1. Sistem Imun Nonspesifik
Dalam mekanisme imunitas sistem imun nonspesifik bertindak sebagai lini pertama dalam menghadapi pajanan asing dan tidak membutuhkan waktu yang lama. Bersifat tidak spesifik karena tidak ditunjukan terhadap patogen potensial tertentu dan sudah berfungsi dari sejak lahir. Manimfestasi sitem imun nonspesifik dapat berupa kulit, kulit epitel mukosa, selaput lendir, gerakan silia saluran nafas, batuk dan bersin, lisozim, IgA, pH asam lambung.
Pertahanan humoral nonspesifik berupa komplemen, interferon, proten fase akut dan kolektin. Komplemen terdiri dari sejumlah protein yang bila diaktifkan akan memberikan proteksi terhadap infeksi dan berperan dalam respon inflamasi. Komlemen juga berperan sebagai opsonin yang meningkatkan fagositosis yang dapat menimbulkan lisis pada bakteri dan parasit. Kolektin merupakan protein yang berfungsi sebagai opsonin yang dapat mengikat hidrat arang pada permukaan kuman
Gambar 1. Mekanisme pertahan tubuh terhadap respon inflamatori

Interferon adalah sitokin berupa glikoprotein yang diproduksi olah makrofag yang diaktifkan, sel NK (Natural Killer) dan berbagai sel tubuh yang mengandung nukleus yang dilepas sebgai respon terhadap infeksi virus. Sel fagosit mononuklear dan polimorfonuklear serta sel NK dan sel mast berperan dalam sitem imun non spesifik selular.

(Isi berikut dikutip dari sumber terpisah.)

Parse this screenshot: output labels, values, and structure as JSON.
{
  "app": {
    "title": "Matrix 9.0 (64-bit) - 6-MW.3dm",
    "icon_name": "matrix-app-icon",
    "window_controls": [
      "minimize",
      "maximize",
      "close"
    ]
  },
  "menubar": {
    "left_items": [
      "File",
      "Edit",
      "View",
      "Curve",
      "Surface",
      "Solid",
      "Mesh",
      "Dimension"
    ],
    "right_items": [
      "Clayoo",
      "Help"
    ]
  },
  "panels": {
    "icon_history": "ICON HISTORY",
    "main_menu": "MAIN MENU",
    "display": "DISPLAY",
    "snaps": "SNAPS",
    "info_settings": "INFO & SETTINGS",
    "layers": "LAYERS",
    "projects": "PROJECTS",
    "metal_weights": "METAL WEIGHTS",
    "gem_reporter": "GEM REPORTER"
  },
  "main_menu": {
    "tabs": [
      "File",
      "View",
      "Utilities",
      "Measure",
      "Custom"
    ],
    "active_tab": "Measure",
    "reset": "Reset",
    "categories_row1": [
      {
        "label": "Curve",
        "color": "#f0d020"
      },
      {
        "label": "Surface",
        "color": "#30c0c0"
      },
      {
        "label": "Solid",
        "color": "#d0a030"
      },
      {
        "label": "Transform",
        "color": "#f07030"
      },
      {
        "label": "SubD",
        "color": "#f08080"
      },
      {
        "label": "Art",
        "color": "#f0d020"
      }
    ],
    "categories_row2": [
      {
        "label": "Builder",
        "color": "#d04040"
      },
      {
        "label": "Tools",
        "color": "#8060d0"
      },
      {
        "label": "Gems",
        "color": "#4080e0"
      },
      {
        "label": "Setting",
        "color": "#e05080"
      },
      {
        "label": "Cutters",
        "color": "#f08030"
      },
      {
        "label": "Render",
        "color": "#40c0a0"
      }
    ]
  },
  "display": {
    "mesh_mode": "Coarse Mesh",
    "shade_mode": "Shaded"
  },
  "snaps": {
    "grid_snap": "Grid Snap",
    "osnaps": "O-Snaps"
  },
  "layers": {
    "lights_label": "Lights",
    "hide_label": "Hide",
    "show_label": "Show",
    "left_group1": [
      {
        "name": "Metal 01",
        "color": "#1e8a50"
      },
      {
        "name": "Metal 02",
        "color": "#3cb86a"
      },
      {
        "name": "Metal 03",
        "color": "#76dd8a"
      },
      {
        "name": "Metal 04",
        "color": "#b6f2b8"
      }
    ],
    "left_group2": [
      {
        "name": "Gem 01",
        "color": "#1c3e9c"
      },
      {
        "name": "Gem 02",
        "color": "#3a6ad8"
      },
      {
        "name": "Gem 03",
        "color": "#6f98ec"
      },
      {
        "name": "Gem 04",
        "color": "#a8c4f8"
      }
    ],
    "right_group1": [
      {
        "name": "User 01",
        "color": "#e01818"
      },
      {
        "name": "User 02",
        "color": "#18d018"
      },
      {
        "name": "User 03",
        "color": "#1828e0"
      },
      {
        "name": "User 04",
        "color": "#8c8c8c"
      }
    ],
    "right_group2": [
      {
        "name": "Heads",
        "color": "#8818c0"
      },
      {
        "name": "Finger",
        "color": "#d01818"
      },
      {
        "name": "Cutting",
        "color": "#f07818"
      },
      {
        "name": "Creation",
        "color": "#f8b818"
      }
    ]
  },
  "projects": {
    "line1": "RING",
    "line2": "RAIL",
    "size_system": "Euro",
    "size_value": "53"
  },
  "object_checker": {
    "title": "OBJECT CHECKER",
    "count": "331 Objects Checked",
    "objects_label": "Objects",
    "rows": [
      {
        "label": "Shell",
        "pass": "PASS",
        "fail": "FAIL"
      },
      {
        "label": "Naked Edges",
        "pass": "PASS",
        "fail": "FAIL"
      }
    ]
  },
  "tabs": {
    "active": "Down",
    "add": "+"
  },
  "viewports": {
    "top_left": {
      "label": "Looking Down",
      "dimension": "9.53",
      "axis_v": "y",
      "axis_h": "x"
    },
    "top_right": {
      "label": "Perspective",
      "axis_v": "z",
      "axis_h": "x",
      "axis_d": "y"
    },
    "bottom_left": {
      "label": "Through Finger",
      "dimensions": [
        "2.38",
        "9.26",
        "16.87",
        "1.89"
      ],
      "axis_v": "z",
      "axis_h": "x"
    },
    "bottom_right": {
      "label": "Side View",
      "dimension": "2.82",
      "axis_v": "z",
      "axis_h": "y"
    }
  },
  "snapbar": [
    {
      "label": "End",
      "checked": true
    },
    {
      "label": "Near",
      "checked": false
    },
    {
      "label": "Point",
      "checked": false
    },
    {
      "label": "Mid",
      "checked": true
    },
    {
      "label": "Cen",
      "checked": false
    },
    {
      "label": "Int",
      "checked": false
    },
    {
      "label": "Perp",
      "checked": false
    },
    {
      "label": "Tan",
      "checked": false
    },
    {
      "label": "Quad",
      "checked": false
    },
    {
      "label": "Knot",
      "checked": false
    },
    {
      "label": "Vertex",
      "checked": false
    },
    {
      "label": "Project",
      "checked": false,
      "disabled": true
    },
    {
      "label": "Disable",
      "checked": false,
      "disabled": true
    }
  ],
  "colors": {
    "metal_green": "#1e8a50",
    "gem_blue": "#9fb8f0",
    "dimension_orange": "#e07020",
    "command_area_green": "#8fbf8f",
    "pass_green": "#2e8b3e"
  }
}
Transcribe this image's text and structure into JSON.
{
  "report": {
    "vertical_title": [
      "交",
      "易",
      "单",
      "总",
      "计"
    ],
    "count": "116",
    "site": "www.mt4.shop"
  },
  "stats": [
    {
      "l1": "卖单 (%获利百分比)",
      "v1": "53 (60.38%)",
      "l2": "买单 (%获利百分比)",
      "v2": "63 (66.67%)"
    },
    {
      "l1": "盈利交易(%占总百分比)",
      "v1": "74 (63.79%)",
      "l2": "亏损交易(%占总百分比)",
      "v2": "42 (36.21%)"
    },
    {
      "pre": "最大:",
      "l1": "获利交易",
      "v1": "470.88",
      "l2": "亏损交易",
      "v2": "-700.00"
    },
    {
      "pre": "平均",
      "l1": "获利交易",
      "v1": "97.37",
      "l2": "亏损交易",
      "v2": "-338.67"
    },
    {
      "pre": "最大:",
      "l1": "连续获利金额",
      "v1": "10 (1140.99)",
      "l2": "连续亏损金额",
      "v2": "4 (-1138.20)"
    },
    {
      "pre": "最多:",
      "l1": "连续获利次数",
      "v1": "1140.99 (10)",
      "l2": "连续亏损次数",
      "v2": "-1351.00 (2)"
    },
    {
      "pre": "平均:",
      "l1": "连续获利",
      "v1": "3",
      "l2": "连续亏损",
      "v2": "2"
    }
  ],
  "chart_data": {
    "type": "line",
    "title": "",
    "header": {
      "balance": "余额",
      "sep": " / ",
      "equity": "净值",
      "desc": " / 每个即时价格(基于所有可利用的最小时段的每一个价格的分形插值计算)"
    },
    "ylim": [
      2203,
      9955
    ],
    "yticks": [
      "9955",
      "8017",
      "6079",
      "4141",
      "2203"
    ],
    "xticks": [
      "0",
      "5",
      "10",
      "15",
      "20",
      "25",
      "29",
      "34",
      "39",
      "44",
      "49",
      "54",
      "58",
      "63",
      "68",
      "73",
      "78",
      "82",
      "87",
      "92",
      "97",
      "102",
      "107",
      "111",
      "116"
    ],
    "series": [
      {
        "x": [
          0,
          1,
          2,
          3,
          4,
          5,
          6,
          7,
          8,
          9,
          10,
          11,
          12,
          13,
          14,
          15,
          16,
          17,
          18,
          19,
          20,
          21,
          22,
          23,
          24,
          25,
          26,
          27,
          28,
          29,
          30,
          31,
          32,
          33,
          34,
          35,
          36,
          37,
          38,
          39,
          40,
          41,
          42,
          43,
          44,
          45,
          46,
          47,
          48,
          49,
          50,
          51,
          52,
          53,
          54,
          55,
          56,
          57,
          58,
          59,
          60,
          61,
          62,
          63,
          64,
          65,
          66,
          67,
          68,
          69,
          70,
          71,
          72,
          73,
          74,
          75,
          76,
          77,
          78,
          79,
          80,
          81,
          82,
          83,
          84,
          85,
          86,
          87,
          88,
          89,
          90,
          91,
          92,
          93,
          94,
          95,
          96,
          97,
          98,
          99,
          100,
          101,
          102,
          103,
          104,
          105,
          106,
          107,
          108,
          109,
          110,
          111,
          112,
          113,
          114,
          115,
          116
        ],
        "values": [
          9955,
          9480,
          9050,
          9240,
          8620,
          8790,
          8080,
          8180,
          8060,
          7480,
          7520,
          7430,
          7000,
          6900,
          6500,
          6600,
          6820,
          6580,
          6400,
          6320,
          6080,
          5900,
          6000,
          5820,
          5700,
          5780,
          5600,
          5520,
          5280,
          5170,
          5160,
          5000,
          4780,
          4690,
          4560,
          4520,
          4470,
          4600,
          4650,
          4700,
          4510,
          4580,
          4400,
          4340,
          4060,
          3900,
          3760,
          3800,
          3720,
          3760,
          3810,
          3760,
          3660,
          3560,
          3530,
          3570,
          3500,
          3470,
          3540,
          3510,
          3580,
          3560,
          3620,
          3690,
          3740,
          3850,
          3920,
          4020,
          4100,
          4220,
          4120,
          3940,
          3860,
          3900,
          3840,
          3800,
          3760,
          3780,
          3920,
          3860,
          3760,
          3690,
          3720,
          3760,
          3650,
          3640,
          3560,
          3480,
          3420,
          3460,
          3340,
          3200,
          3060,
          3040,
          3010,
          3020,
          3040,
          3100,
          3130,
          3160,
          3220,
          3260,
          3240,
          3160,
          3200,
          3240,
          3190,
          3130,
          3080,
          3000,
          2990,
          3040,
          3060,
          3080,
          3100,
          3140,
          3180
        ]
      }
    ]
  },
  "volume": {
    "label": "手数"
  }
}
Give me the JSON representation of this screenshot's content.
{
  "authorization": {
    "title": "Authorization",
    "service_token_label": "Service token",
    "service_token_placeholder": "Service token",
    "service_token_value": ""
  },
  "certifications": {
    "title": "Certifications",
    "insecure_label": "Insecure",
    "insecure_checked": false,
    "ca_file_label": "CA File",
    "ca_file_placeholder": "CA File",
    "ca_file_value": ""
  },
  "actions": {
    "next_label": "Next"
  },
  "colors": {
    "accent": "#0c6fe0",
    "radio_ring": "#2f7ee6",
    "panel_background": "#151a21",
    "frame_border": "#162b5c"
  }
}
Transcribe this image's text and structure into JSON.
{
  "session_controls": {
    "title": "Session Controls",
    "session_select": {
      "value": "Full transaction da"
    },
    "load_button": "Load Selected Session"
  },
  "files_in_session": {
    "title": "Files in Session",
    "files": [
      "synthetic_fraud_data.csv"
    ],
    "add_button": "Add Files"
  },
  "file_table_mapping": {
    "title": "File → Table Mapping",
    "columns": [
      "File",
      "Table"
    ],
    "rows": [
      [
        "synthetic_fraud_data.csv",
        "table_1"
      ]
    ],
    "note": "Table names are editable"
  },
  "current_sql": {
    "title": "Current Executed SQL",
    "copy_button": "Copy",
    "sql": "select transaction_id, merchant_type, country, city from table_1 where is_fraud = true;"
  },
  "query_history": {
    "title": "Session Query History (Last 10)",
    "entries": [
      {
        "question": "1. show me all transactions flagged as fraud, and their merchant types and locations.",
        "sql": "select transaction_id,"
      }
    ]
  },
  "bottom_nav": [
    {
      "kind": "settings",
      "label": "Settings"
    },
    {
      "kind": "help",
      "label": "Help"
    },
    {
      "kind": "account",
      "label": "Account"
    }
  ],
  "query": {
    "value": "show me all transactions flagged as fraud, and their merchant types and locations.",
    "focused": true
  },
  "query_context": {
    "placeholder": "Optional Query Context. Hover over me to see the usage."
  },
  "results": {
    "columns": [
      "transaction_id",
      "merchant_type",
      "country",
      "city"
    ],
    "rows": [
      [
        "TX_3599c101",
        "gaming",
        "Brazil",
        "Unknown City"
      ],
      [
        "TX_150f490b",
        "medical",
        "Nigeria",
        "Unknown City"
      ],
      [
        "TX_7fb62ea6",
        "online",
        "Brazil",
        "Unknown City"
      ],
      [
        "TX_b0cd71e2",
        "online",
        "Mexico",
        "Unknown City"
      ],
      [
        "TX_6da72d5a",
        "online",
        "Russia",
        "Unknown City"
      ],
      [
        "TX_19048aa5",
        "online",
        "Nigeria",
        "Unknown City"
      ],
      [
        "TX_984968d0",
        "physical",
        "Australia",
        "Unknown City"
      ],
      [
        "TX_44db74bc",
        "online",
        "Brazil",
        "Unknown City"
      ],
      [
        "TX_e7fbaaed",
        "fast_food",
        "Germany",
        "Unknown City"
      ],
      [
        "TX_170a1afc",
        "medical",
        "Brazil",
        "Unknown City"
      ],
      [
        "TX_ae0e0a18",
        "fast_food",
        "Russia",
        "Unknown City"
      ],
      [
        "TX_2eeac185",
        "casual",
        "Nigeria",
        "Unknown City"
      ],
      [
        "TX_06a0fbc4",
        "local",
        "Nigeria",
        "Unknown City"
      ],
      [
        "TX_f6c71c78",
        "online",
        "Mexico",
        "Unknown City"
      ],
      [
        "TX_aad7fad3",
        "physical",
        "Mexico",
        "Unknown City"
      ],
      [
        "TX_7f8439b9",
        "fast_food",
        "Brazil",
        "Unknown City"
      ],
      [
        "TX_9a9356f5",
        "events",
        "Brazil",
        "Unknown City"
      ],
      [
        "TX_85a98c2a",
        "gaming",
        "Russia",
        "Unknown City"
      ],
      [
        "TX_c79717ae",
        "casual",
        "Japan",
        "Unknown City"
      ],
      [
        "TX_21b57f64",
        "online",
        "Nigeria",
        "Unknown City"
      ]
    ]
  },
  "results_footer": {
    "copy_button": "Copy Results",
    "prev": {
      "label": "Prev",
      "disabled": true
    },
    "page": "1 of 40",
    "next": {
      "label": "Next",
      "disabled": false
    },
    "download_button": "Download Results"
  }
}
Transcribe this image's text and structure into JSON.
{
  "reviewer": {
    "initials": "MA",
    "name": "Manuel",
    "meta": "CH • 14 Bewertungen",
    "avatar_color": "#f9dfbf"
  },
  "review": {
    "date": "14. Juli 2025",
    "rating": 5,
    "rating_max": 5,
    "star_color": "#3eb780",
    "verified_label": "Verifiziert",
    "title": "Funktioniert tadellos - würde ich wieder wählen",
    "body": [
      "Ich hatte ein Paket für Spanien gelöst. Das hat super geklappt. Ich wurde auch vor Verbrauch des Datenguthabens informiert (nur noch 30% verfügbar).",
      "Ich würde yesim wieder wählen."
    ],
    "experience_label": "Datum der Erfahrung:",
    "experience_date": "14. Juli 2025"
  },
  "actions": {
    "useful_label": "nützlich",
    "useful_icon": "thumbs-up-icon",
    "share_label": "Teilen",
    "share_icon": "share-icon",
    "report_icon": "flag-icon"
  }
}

Gambar 2. Mekanisme penghancuran bakteri oleh protein komplemen

Neutrofil salah satu fagosit polimorfonuklear dengan granula azurophilic yang mengandung enzim hidrolitik serta subtansi bakterisidal seperti defensins dan katelicidin. Mononuklear fagosit yang berasal dari sel primoldial dan sel darah tepi disebut monosit. Makrofag di sistem saraf pusat disebut sebgai sel mikroglia, saat berada di sinusoid hepar disebut sel kuffer, disaluran pernafasan disebut makrofag alveolar dan ditulang sebut osteoklas.
Sel Natural Killer merupakan sel limfosit yang berfungsi dalam imunitas nonspesifik terhadap virus dan sel sel tumor. Sel mast berperan dalam reaksi alergi dan imunitas terhadap parasit dalam usus serta invasi bakteri.
2. Sistem Imum Spesifik
 Sistem imun ini memiliki kemampuan untuk mengenali banda asing dengan disensitisasi oleh sel-sel imun. Benda yang sama bila terpajar ulang akan dikenal lebih cepat kemudian dihancurkan. Respon sistem imun spesifik lebih lambat karena dibutuhkan sensitisasi oleh antigen namun memiliki perlindungan yang lebih baik terhadap antigen yang sama. Sistem imun ini melibatkan Limfosit B dan Limfosit T yang berasal dari sel progenitor limfoid.
A. Sistem imun spesifik humoral
Limfosit B berperan menghasilkan antibodi. Antibodi dapat ditemukan di serum darah, berasal dari sel B yang mengalami proliferasi dan berdifrensiasi menjadi sel plasma. Fungsi utama sel antibodi sebgai pertahanan terhadap infeksi ekstraseluler, virus dan bakteri serta menetralisasi toksinnya. Sel B memiliki reseptor yang spesifik untuk setiap molekul antigen dan dapat dideteksi melalui metode tertentu melalui marker seperti CD19, CD21 dan MHC II.
B. Sistem imun spesifik selular

Gambar 3. Mekanisme pembentukan antibody

Limfosit T berperan dalam sistem imun spesifik selular pada orang dewasa. Limfosit T dibentuk di sumsum tulang tapi poliferasi dan difransiasinya terjadi di kelanjar timus. Persentasi sel T yang matang dan meninggalkan kelanjar timus untuk ke sirkulasi hanya 5-10%. Fungsi utama sistem imun spesifik selularadalah pertahanan terhadap bakteri intraselular, virus, jamur, parasit dan keganasan.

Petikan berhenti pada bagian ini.